Государыня наклонилась; ее нога как будто выскользнула из стремени, она покачнулась в седле с легким криком испуга, который привел в беспокойство лошадь. Но Потемкин уже сильной рукою охватил Екатерину Алексеевну, она прильнула к его плечу, а он, крепко прижав ее к себе, несколько мгновений не выпускал из объятий, после чего осторожно поставил наземь. Государыня казалась смущенной; она почувствовала горячее дыхание Потемкина на своей щеке. Дрожа и краснея, она потупилась и сказала:
– Благодарю вас, Григорий Александрович, вы снова доказали мне, как твердо могу я положиться на вас. Вы должны оставаться вблизи меня. Приготовить генералу квартиру во дворце! – приказала она, обращаясь к дежурным камергерам, которые все сошли с лошадей и окружили ее, тогда как Орлов все еще сидел в седле, с надменным равнодушием отдавая своим приближенным некоторые приказания и как будто нисколько не думая об императрице.
– Когда вы устроитесь у себя в комнатах, – продолжала Екатерина Алексеевна, снова повернувшись к Потемкину, – то я ожидаю вас к себе. Вы должны рассказать мне о подвигах храбрости моих солдат, в которых вы сами принимали такое славное участие.

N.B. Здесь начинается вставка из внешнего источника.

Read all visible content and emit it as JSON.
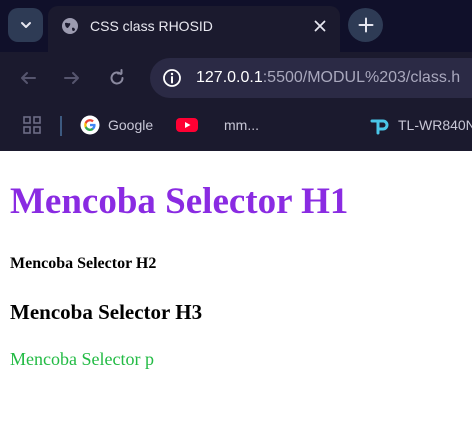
{
  "browser": {
    "tab": {
      "title": "CSS class RHOSID"
    },
    "address_bar": {
      "host": "127.0.0.1",
      "rest": ":5500/MODUL%203/class.h"
    },
    "bookmarks": [
      {
        "label": "Google",
        "icon": "google-icon"
      },
      {
        "label": "",
        "icon": "youtube-icon"
      },
      {
        "label": "mm...",
        "icon": ""
      },
      {
        "label": "TL-WR840N",
        "icon": "tplink-icon"
      }
    ]
  },
  "page": {
    "h1": "Mencoba Selector H1",
    "h2": "Mencoba Selector H2",
    "h3": "Mencoba Selector H3",
    "p": "Mencoba Selector p"
  },
  "colors": {
    "h1": "#8a2be2",
    "p": "#22bb44",
    "chrome_bg": "#1b1a2e",
    "tabstrip_bg": "#10102a"
  }
}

Она раскланялась кругом и в сопровождении принцессы Вильгельмины, которую снял с седла великий князь, вошла в подъезд дворца, чтобы подняться по лестнице в свои покои. Только кавалеры и дамы, состоявшие на ее непосредственной службе, и великий князь последовали за нею; в это же время музыканты караула заиграли и все головы обнажились.
Один Григорий Григорьевич Орлов как будто не замечал удаления императрицы. Он по-прежнему спокойно разговаривал с окружавшими его офицерами, а потом подал знак своему брату Алексею и поскакал в свой Мраморный дворец, расположенный в некотором отдалении от Зимнего дворца, ближе к Летнему саду. Это жилище, подаренное Орлову императрицей, было еще не вполне готово; совершенно отстроить успели только средний корпус, тогда как флигеля еще только возводились.
Когда Орлов удалился, то вся толпа придворных, которая до сих пор в неловком смущении держалась позади, стала тесниться к Потемкину и осыпать поздравлениями и комплиментами так явно отличенного генерала; в котором тотчас же признали новое восходящее светило русской жизни.
Эти почести он принимал с любезной учтивостью, но в то же время с гордой сдержанностью, и быстро последовал за оберкамергером графом Строгановым; последний, согласно приказу императрицы, просил позволения проводить генерала на его квартиру, чтобы узнать, как пожелает он распорядиться насчет ее устройства.